Is there a way not to sort the returned suggestions by frequency of appearance?
By default, spellcheck results are returned based on the Levenshtein string distance formula and then frequency, or the frequency and then score.
You can specify your own sorting method by writing a custom comparator that implements Comparator
. Then, provide the name of that method to the field comparatorClass
in your solrconfig.xml.
<lst name="spellchecker">
<str name="name">freq</str>
<str name="field">lowerfilt</str>
<str name="spellcheckIndexDir">spellcheckerFreq</str>
<!-- comparatorClass be one of:
1. score (default)
2. freq (Frequency first, then score)
3. A fully qualified class name
-->
<str name="comparatorClass">my.custom.ComparatorClass</str>
<str name="buildOnCommit">true</str>
</lst>
A couple more suggestions:
The field spellcheck.onlyMorePopular
doesn't affect sort ordering.
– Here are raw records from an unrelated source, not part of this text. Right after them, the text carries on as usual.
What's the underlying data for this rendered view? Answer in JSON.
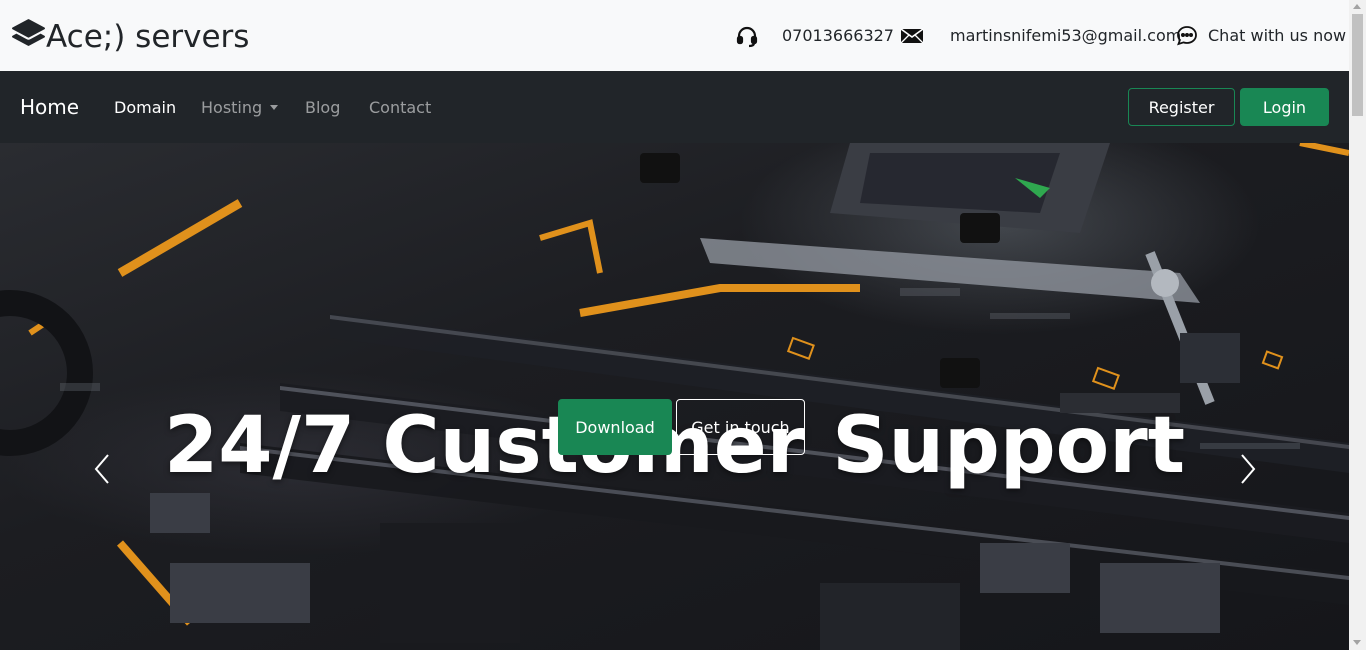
{
  "brand": {
    "name": "Ace;) servers",
    "icon": "layers-icon"
  },
  "contact": {
    "phone": "07013666327",
    "email": "martinsnifemi53@gmail.com",
    "chat": "Chat with us now",
    "icons": [
      "headset-icon",
      "envelope-icon",
      "chat-dots-icon"
    ]
  },
  "navbar": {
    "brand": "Home",
    "links": [
      {
        "label": "Domain",
        "active": true
      },
      {
        "label": "Hosting",
        "dropdown": true
      },
      {
        "label": "Blog"
      },
      {
        "label": "Contact"
      }
    ],
    "register": "Register",
    "login": "Login"
  },
  "hero": {
    "title": "24/7 Customer Support",
    "primary_button": "Download",
    "secondary_button": "Get in touch"
  },
  "colors": {
    "accent": "#198754",
    "navbar_bg": "#212529",
    "topbar_bg": "#f8f9fa"
  }
}
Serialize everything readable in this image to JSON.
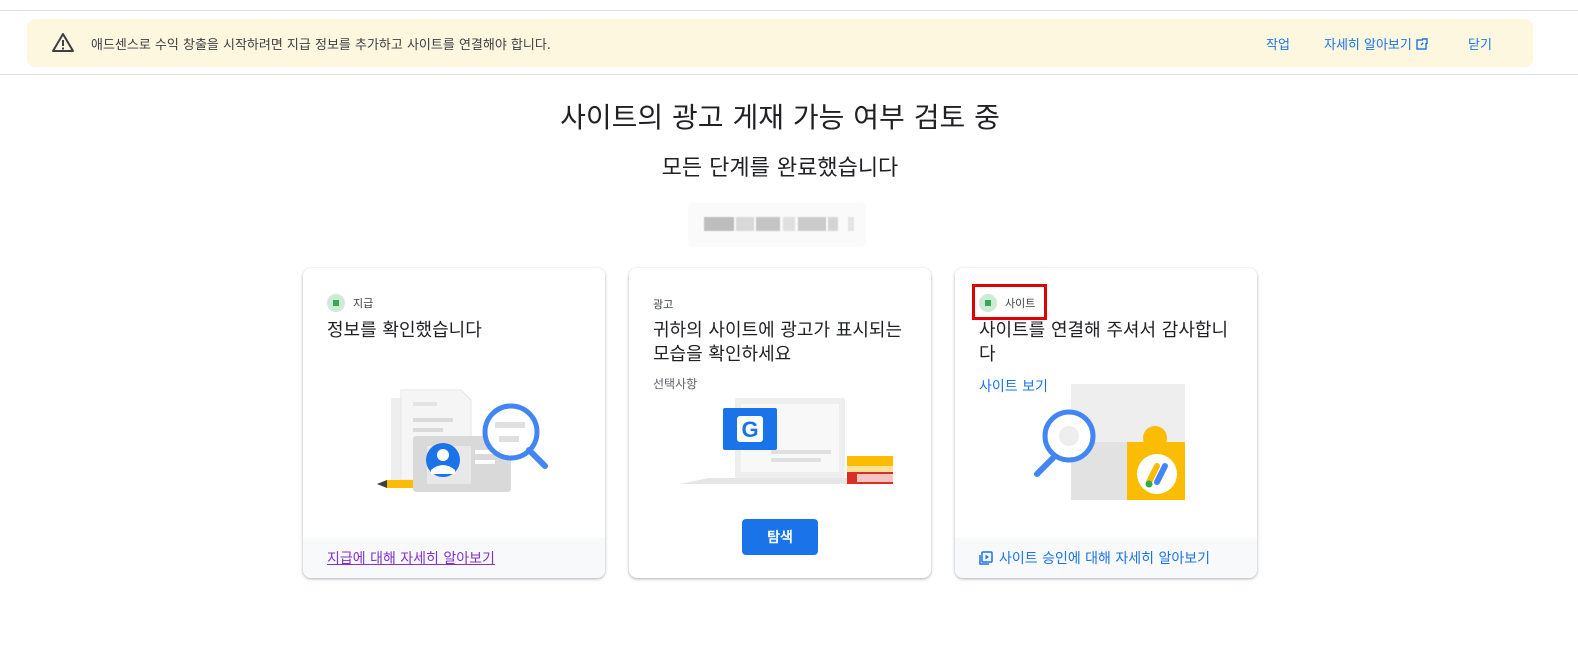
{
  "banner": {
    "message": "애드센스로 수익 창출을 시작하려면 지급 정보를 추가하고 사이트를 연결해야 합니다.",
    "action_label": "작업",
    "learn_more_label": "자세히 알아보기",
    "close_label": "닫기"
  },
  "header": {
    "title": "사이트의 광고 게재 가능 여부 검토 중",
    "subtitle": "모든 단계를 완료했습니다"
  },
  "cards": [
    {
      "status_label": "지급",
      "heading": "정보를 확인했습니다",
      "footer_link": "지급에 대해 자세히 알아보기"
    },
    {
      "status_label": "광고",
      "heading": "귀하의 사이트에 광고가 표시되는 모습을 확인하세요",
      "optional_label": "선택사항",
      "button_label": "탐색"
    },
    {
      "status_label": "사이트",
      "heading": "사이트를 연결해 주셔서 감사합니다",
      "view_site_link": "사이트 보기",
      "footer_link": "사이트 승인에 대해 자세히 알아보기"
    }
  ],
  "colors": {
    "accent": "#1a73e8",
    "banner_bg": "#fef7e0",
    "status_green": "#34a853",
    "visited_link": "#8430ce",
    "highlight": "#e00000"
  }
}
This field checks the query results for each suggestion, and displays only the suggestions with the most query results, even if the correct suggestion exists. Use with caution.
Make sure to remove stopwords such as 'the', 'that', etc, by passing in your data through the StopFilterFactory
on both the index and query side of your requestHandler.
See: http://wiki.apache.org/solr/SpellCheckComponent for more information.